We would say “Sticking to your goals & time horizon, following the basics will surely help you make wealth in the long term”.

5. Don’t keep looking at your portfolio

Whenever the markets are down, people tend to look at the news on one side and their portfolio on the other side.

But looking at your investment portfolio every day will only develop anxiety within you, which will force you into a wrong move. We say you judge your investments quarterly or yearly using the earnings report of the companies you are invested in.

DO's:

1. Create Emergency Fund

Always keep a 6-12 months of your monthly expenses as emergency fund in a highly liquid financial product. When markets are low, people try to be opportunists & invest these contingency fund in stocks, but let us warn you never ever to make this mistake. These funds should only be used in case of job loss, salary cut or any other emergencies.

2. Markets can take time to recover

The current market situation is not just about rate hikes and high inflation, it is a global economic issue with supply constraints. IMF (International Monetary fund) has already declared it worse than the 2008 recession. So, it may take 4-6 quarters to recover. We would say that “you don’t have to panic as these conditions will improve”.

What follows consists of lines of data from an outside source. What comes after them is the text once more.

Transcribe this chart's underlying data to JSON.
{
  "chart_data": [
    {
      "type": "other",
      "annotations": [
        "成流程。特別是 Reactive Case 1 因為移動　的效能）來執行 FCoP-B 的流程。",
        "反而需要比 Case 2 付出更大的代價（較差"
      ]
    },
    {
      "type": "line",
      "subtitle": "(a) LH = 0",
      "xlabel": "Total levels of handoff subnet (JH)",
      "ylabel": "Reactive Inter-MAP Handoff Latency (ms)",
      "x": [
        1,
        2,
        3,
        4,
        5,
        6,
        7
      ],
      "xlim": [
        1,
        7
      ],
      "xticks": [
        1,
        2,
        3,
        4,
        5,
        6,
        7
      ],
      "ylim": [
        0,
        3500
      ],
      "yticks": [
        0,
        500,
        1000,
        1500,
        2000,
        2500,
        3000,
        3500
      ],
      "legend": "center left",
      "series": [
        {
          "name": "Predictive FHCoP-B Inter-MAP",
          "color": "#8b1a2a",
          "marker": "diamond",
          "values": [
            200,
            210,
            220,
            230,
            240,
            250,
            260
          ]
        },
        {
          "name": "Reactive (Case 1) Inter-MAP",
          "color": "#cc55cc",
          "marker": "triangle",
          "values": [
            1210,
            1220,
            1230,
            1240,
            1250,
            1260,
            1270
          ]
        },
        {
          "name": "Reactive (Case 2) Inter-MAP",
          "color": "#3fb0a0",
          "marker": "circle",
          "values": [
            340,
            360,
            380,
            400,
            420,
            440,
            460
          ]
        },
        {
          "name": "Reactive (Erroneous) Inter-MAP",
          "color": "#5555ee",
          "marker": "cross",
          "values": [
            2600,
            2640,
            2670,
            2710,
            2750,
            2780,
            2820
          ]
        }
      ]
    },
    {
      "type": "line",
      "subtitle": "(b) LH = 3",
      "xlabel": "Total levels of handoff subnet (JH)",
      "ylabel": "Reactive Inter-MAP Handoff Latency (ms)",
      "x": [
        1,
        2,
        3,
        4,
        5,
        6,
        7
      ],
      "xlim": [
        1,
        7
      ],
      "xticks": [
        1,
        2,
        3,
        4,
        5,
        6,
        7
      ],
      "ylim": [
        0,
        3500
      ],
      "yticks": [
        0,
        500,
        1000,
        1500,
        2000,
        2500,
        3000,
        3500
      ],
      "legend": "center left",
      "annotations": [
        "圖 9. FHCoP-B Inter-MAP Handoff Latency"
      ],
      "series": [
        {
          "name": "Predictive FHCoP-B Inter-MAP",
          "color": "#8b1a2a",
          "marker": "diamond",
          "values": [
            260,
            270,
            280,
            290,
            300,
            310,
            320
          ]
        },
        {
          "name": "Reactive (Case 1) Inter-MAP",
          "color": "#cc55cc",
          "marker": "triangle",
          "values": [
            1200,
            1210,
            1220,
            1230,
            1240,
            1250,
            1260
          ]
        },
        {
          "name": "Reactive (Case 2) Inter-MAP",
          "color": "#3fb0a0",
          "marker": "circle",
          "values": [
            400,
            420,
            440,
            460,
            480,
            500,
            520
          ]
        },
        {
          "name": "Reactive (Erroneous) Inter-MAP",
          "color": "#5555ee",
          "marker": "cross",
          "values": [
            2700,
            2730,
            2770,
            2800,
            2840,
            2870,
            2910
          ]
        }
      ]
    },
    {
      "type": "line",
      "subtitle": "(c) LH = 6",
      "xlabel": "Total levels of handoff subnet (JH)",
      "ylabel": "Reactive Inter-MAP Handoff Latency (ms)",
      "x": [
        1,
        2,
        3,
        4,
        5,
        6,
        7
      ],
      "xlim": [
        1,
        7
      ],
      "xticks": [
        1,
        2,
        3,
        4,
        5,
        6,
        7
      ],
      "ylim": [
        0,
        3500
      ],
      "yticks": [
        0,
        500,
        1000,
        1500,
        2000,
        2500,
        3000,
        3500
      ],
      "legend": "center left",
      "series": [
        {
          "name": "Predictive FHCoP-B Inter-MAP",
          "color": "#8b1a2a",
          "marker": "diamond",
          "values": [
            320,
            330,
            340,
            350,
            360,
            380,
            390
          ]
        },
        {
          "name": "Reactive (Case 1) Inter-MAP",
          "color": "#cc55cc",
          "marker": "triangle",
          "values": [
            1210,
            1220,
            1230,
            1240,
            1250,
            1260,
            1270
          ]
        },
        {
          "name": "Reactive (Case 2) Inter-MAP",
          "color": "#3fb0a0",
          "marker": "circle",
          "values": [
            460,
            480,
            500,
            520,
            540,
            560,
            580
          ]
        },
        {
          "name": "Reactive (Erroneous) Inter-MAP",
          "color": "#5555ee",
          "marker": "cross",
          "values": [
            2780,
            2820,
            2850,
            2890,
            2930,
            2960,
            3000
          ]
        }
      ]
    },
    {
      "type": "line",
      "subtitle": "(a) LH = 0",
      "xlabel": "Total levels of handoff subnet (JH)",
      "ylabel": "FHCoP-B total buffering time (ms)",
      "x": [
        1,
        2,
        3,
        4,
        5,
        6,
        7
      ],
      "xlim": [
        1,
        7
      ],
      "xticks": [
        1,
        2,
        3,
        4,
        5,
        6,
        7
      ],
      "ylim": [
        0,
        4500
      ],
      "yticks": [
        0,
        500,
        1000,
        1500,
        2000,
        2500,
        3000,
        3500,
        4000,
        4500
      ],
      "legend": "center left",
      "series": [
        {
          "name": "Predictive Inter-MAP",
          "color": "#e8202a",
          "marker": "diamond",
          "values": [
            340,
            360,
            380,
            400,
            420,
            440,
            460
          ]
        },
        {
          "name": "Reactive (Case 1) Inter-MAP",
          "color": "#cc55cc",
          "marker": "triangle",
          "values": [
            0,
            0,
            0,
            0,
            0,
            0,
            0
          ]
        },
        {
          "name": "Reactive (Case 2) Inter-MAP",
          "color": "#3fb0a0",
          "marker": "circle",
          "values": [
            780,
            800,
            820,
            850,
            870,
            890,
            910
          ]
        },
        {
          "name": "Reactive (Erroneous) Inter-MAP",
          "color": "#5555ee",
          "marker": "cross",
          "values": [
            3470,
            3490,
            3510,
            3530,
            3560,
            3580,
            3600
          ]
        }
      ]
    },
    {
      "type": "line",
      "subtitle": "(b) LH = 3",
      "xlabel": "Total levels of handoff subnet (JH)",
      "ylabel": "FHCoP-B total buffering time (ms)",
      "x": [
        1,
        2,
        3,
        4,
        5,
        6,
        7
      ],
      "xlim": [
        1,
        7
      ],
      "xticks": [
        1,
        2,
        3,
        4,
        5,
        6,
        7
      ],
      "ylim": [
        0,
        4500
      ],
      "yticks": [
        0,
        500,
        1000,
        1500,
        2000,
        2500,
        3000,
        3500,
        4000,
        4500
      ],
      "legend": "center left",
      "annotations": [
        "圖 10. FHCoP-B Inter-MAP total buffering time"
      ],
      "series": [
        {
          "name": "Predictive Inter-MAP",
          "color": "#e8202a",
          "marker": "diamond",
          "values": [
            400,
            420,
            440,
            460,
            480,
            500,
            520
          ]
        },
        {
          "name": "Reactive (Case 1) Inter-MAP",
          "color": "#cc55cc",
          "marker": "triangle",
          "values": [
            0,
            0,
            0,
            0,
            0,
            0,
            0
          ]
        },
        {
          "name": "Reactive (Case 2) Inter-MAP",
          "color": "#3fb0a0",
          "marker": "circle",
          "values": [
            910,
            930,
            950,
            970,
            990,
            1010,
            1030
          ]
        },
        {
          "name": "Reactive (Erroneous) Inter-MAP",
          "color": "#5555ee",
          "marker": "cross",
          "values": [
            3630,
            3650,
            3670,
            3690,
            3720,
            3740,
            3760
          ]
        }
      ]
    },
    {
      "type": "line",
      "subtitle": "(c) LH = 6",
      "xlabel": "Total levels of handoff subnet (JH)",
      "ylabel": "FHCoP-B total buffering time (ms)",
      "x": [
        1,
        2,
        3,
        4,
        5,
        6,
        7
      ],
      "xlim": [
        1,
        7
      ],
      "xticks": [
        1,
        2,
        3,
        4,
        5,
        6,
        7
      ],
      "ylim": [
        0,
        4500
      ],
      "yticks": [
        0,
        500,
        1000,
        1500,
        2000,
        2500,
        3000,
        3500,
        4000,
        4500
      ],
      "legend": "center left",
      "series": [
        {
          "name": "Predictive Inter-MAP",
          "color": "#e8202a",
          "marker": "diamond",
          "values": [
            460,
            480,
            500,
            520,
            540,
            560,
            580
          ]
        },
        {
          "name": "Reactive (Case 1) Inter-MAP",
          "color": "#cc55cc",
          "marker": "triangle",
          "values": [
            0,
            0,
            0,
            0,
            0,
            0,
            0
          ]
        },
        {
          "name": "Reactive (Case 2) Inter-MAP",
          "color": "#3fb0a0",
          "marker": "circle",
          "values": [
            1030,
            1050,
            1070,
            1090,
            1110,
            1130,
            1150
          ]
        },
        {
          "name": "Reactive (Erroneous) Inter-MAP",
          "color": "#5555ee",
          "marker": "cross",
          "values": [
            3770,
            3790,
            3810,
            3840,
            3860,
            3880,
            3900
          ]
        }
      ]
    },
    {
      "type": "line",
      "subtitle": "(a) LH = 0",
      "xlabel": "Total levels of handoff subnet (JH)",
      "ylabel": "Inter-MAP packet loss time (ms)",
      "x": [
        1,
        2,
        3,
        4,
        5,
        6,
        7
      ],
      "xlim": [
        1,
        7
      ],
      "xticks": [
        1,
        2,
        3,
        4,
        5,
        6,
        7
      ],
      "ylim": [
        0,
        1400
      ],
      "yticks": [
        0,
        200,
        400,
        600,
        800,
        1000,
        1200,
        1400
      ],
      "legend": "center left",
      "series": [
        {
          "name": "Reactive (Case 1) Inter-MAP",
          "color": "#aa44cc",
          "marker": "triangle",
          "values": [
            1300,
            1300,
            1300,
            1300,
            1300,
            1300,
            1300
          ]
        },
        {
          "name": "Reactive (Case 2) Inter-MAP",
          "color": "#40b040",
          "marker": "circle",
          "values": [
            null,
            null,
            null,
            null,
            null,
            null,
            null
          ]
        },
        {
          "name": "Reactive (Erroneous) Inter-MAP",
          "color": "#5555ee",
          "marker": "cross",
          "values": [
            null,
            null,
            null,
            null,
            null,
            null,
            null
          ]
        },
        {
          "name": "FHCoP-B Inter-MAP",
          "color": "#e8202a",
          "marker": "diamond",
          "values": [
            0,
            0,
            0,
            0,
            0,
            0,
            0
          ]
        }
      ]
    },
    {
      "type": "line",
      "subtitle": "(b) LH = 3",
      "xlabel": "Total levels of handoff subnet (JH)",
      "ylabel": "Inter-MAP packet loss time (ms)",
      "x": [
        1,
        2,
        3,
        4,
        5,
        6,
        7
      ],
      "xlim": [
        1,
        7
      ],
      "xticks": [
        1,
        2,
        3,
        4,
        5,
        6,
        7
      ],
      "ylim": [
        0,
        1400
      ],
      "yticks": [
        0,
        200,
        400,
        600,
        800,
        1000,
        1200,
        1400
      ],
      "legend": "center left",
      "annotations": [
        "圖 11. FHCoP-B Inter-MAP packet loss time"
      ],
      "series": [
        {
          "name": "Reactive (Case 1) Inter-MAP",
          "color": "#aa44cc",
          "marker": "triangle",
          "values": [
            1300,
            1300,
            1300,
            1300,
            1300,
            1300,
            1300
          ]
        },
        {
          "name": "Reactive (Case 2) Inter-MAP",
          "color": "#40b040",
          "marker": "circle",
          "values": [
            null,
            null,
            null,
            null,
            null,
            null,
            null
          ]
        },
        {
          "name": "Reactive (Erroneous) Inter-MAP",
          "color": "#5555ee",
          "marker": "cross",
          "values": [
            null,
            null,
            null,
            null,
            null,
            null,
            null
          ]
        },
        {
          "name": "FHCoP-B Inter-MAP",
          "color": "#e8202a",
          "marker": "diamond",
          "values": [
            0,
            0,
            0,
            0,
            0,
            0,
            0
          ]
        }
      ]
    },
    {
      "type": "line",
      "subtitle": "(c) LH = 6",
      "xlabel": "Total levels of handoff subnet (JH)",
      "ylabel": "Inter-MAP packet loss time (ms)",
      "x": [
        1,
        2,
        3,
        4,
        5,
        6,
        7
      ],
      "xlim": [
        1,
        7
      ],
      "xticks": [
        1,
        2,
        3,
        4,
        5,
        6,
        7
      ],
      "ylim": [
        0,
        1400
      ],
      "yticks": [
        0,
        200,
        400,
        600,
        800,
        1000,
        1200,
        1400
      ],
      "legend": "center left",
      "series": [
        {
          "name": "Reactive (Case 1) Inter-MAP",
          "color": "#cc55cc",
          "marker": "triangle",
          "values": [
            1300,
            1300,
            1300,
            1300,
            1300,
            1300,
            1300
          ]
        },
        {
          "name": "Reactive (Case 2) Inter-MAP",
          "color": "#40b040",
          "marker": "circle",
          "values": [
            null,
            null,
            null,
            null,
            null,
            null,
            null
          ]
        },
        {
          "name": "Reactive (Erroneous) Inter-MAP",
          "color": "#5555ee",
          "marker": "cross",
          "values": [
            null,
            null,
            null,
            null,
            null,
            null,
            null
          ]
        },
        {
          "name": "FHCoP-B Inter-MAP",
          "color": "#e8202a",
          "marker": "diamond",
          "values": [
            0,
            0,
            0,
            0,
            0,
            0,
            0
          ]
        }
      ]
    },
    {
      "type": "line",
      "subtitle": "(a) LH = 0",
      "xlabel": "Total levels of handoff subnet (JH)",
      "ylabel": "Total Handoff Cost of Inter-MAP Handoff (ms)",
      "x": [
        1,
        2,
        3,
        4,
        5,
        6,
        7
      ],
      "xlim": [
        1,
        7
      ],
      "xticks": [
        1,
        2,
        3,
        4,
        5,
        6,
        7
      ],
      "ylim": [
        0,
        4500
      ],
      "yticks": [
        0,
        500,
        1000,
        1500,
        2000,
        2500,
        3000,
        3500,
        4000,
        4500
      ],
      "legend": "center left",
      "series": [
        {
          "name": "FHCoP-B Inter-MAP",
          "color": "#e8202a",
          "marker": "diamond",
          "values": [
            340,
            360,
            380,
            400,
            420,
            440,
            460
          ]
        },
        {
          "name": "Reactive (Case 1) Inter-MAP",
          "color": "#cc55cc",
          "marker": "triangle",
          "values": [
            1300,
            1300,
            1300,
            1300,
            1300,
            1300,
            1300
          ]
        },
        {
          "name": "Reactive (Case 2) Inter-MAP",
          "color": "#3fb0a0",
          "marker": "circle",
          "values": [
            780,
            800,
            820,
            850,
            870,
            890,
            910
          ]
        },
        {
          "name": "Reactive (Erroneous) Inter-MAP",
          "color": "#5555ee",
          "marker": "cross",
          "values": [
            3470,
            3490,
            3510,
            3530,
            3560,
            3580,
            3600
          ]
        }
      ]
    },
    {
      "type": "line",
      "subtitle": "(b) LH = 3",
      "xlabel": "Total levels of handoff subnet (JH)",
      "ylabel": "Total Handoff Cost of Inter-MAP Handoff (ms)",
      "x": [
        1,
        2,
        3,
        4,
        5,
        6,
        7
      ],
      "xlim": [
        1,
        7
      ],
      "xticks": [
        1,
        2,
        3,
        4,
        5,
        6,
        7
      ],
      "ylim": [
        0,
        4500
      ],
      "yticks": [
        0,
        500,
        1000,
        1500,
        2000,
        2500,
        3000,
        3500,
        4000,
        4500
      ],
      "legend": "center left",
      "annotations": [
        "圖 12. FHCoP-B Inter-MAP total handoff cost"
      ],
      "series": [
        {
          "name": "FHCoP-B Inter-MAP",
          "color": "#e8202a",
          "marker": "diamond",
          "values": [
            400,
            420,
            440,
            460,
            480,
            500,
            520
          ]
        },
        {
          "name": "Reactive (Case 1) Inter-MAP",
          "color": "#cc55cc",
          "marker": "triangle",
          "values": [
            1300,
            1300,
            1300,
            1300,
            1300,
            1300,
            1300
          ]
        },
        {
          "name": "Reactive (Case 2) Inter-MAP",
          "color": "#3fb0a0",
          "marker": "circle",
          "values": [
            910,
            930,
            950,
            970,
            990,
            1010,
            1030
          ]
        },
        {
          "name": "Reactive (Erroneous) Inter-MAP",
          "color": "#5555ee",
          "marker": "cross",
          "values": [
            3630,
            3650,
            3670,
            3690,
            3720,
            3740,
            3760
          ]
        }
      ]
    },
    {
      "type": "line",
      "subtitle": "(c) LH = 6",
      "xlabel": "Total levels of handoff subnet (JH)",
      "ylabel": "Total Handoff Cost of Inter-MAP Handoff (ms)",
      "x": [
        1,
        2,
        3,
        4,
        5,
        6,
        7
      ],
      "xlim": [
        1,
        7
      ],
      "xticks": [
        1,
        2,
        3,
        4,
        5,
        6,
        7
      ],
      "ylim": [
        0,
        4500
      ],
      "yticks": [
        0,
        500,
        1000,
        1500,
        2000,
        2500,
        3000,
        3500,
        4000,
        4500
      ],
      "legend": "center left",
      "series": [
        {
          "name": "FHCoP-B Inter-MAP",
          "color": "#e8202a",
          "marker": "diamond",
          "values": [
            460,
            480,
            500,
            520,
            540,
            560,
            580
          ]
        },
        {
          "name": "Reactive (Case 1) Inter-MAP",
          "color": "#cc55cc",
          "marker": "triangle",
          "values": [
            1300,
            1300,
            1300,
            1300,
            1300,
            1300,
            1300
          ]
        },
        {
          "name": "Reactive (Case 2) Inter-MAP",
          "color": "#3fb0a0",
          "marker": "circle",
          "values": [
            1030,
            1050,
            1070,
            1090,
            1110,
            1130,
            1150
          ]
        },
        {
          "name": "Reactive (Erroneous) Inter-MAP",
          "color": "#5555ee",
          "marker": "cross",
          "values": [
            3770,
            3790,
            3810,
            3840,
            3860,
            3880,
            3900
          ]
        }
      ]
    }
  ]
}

Gold as an considered to be an inflation hedged investment & hence we recommend you have 5-6 percent of your investment in gold. In the past as well, whenever there have been global economic crises, investment in gold has given a decent return.

4. Increase your SIP amount

When the markets are overbought or at high valuations, investing a lump sum would be risky. However, investing in SIP helps in averaging down your cost. Further, if you do increase the amount of SIP you can benefit from having more units at lower cost.

5. Hold your existing lump sum investments in quality blue-chip stocks

Most investors book losses on quality blue-chip stocks during a market correction due to lack of patience. One must understand that a bluechip stock are stable businesses with a cash rich reserves. These businesses have the resources to perform better than other new businesses when economies are not doing so well and hence are safer investments within the equity market. Also, in the past, you will see the stocks of these companies have rebounded and moved higher when the economies start doing well. Hence, we suggest you to hold your investments in a bluechip stock. You can also built a portfolio around these bluechip stocks when the economies are not doing well.

Before we start filling our shopping baskets, try to understand three things:

a) Nature of business for the stock that you will be buying so you need to think about how the coming quarters will fair in the given situation.

b) Survival Capacity of the business that you intend to buy because the current situation can drag some small businesses into bad shape.

c) The Longevity of the business plays quite an important role because such global crises have been a part of the past and these businesses have that art to sail through it that is why they are still thriving.

These qualities can be seen in the blue-chip stocks.